Die Vampirschwestern – Der Meister des Drakung-Fu - Franziska Gehm


Скачать книгу
Daka sah ihre Schwester fragend an.

      Silvania nickte schnell. „Schließlich müssen wir uns ja auch ein Zimmer teilen.“

      „Und einen Vampir als Vater“, ergänzte Daka.

      Helene strahlte ihre bissigen Freundinnen an. „Datiboi!“

      „Moment …“, Silvania hob den Zeigefinger und hielt ihn auf einen unbestimmten Punkt gerichtet, während sie nachdachte. „Zum Einloggen brauchst du aber immer Daka.“

      „Nö. Nur Dakas Zähne“, erwiderte Helene.

      Daka griff sich spontan an ihre Eckzähne. Sie waren noch da.

      „Wir machen einfach in der Zahnarztpraxis von meinem Vater einen Abdruck, füllen den mit Gips und schon habe ich ein paar Eckzähne zum Einloggen.“

      Daka fuhr sich mit der Zunge über die Zähne und runzelte die Stirn.

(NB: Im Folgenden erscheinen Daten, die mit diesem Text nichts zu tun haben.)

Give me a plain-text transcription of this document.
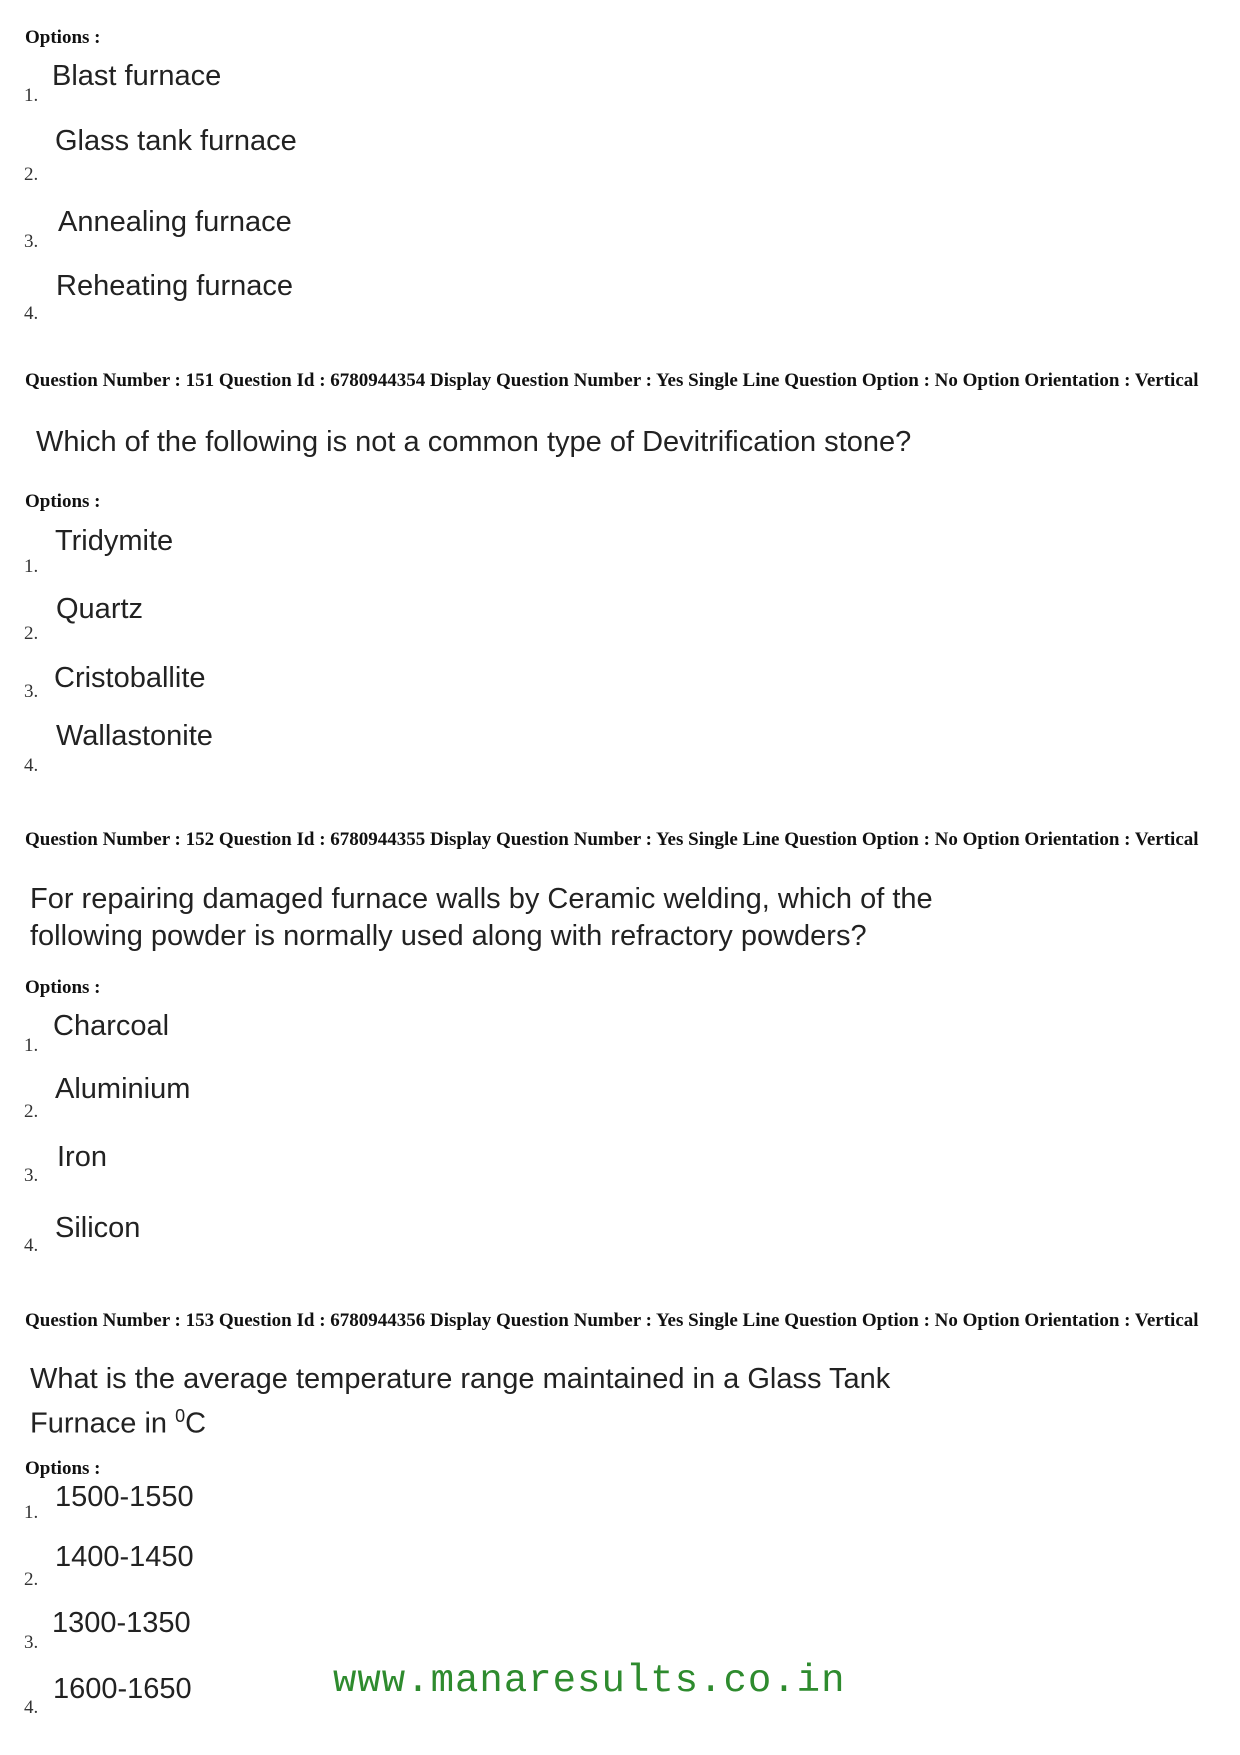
Options :
1.
Blast furnace
2.
Glass tank furnace
3.
Annealing furnace
4.
Reheating furnace
Question Number : 151 Question Id : 6780944354 Display Question Number : Yes Single Line Question Option : No Option Orientation : Vertical
Which of the following is not a common type of Devitrification stone?
Options :
1.
Tridymite
2.
Quartz
3. Cristoballite
4.
Wallastonite
Question Number : 152 Question Id : 6780944355 Display Question Number : Yes Single Line Question Option : No Option Orientation : Vertical
For repairing damaged furnace walls by Ceramic welding, which of the
following powder is normally used along with refractory powders?
Options :
1.
Charcoal
2.
Aluminium
3.
Iron
4.
Silicon
Question Number : 153 Question Id : 6780944356 Display Question Number : Yes Single Line Question Option : No Option Orientation : Vertical
What is the average temperature range maintained in a Glass Tank
Furnace in $^0$C
Options :
1. 1500-1550
2.
1400-1450
3.
1300-1350
4.
1600-1650	www.manaresults.co.in
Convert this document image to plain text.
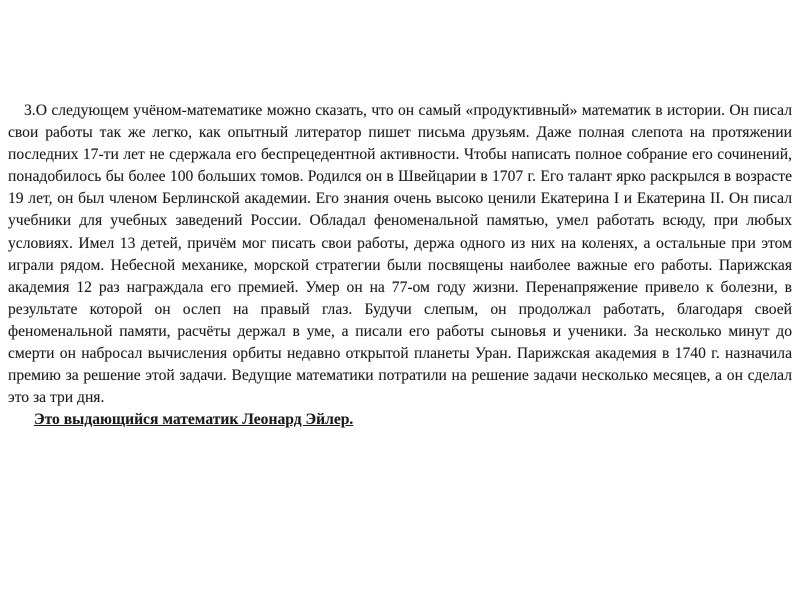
3.О следующем учёном-математике можно сказать, что он самый «продуктивный» математик в истории. Он писал свои работы так же легко, как опытный литератор пишет письма друзьям. Даже полная слепота на протяжении последних 17-ти лет не сдержала его беспрецедентной активности. Чтобы написать полное собрание его сочинений, понадобилось бы более 100 больших томов. Родился он в Швейцарии в 1707 г. Его талант ярко раскрылся в возрасте 19 лет, он был членом Берлинской академии. Его знания очень высоко ценили Екатерина I и Екатерина II. Он писал учебники для учебных заведений России. Обладал феноменальной памятью, умел работать всюду, при любых условиях. Имел 13 детей, причём мог писать свои работы, держа одного из них на коленях, а остальные при этом играли рядом. Небесной механике, морской стратегии были посвящены наиболее важные его работы. Парижская академия 12 раз награждала его премией. Умер он на 77-ом году жизни. Перенапряжение привело к болезни, в результате которой он ослеп на правый глаз. Будучи слепым, он продолжал работать, благодаря своей феноменальной памяти, расчёты держал в уме, а писали его работы сыновья и ученики. За несколько минут до смерти он набросал вычисления орбиты недавно открытой планеты Уран. Парижская академия в 1740 г. назначила премию за решение этой задачи. Ведущие математики потратили на решение задачи несколько месяцев, а он сделал это за три дня.

Это выдающийся математик Леонард Эйлер.
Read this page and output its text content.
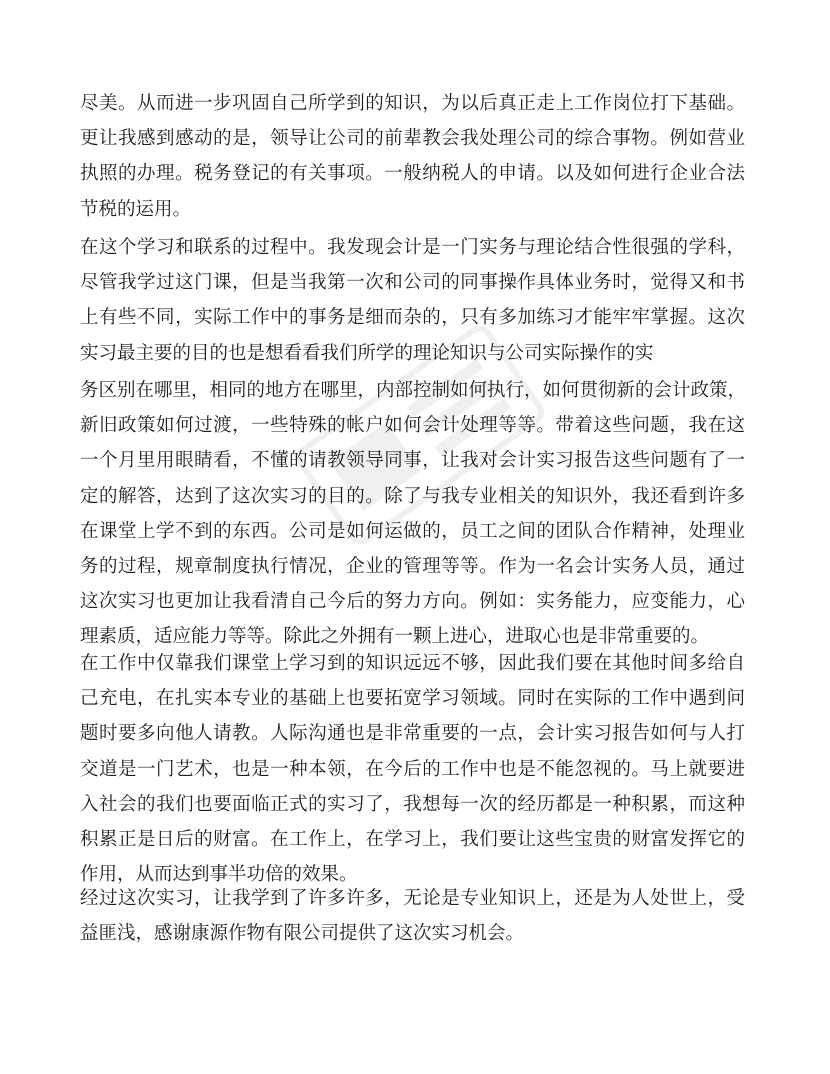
尽美。从而进一步巩固自己所学到的知识，为以后真正走上工作岗位打下基础。
更让我感到感动的是，领导让公司的前辈教会我处理公司的综合事物。例如营业
执照的办理。税务登记的有关事项。一般纳税人的申请。以及如何进行企业合法
节税的运用。
在这个学习和联系的过程中。我发现会计是一门实务与理论结合性很强的学科，
尽管我学过这门课，但是当我第一次和公司的同事操作具体业务时，觉得又和书
上有些不同，实际工作中的事务是细而杂的，只有多加练习才能牢牢掌握。这次
实习最主要的目的也是想看看我们所学的理论知识与公司实际操作的实
务区别在哪里，相同的地方在哪里，内部控制如何执行，如何贯彻新的会计政策，
新旧政策如何过渡，一些特殊的帐户如何会计处理等等。带着这些问题，我在这
一个月里用眼睛看，不懂的请教领导同事，让我对会计实习报告这些问题有了一
定的解答，达到了这次实习的目的。除了与我专业相关的知识外，我还看到许多
在课堂上学不到的东西。公司是如何运做的，员工之间的团队合作精神，处理业
务的过程，规章制度执行情况，企业的管理等等。作为一名会计实务人员，通过
这次实习也更加让我看清自己今后的努力方向。例如：实务能力，应变能力，心
理素质，适应能力等等。除此之外拥有一颗上进心，进取心也是非常重要的。
在工作中仅靠我们课堂上学习到的知识远远不够，因此我们要在其他时间多给自
己充电，在扎实本专业的基础上也要拓宽学习领域。同时在实际的工作中遇到问
题时要多向他人请教。人际沟通也是非常重要的一点，会计实习报告如何与人打
交道是一门艺术，也是一种本领，在今后的工作中也是不能忽视的。马上就要进
入社会的我们也要面临正式的实习了，我想每一次的经历都是一种积累，而这种
积累正是日后的财富。在工作上，在学习上，我们要让这些宝贵的财富发挥它的
作用，从而达到事半功倍的效果。
经过这次实习，让我学到了许多许多，无论是专业知识上，还是为人处世上，受
益匪浅，感谢康源作物有限公司提供了这次实习机会。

      Helene sah auf die Uhr. „Fumpfs. Heute schaffen wir das nicht mehr. Ich muss los.“

      Erleichtert atmete Daka auf.

      In dem Moment kam aus dem Keller der Tepes’ ein Aufschrei.

      „Was war das?“ Helene sah die Schwestern entsetzt an.

      „Nur unser Vater“, sagte Silvania.

      „Fidel hat gewonnen“, sagte Daka.

      „Das musst du nicht verstehen“, fügte Silvania hinzu.

      Kurz darauf hörten sie, wie die Kellertür aufflog. „Frühstück!“, rief eine tiefe Männerstimme.

      „Er ist immer noch etwas durcheinander wegen der Tag-Nacht-Umstellung“, erklärte Silvania Helene.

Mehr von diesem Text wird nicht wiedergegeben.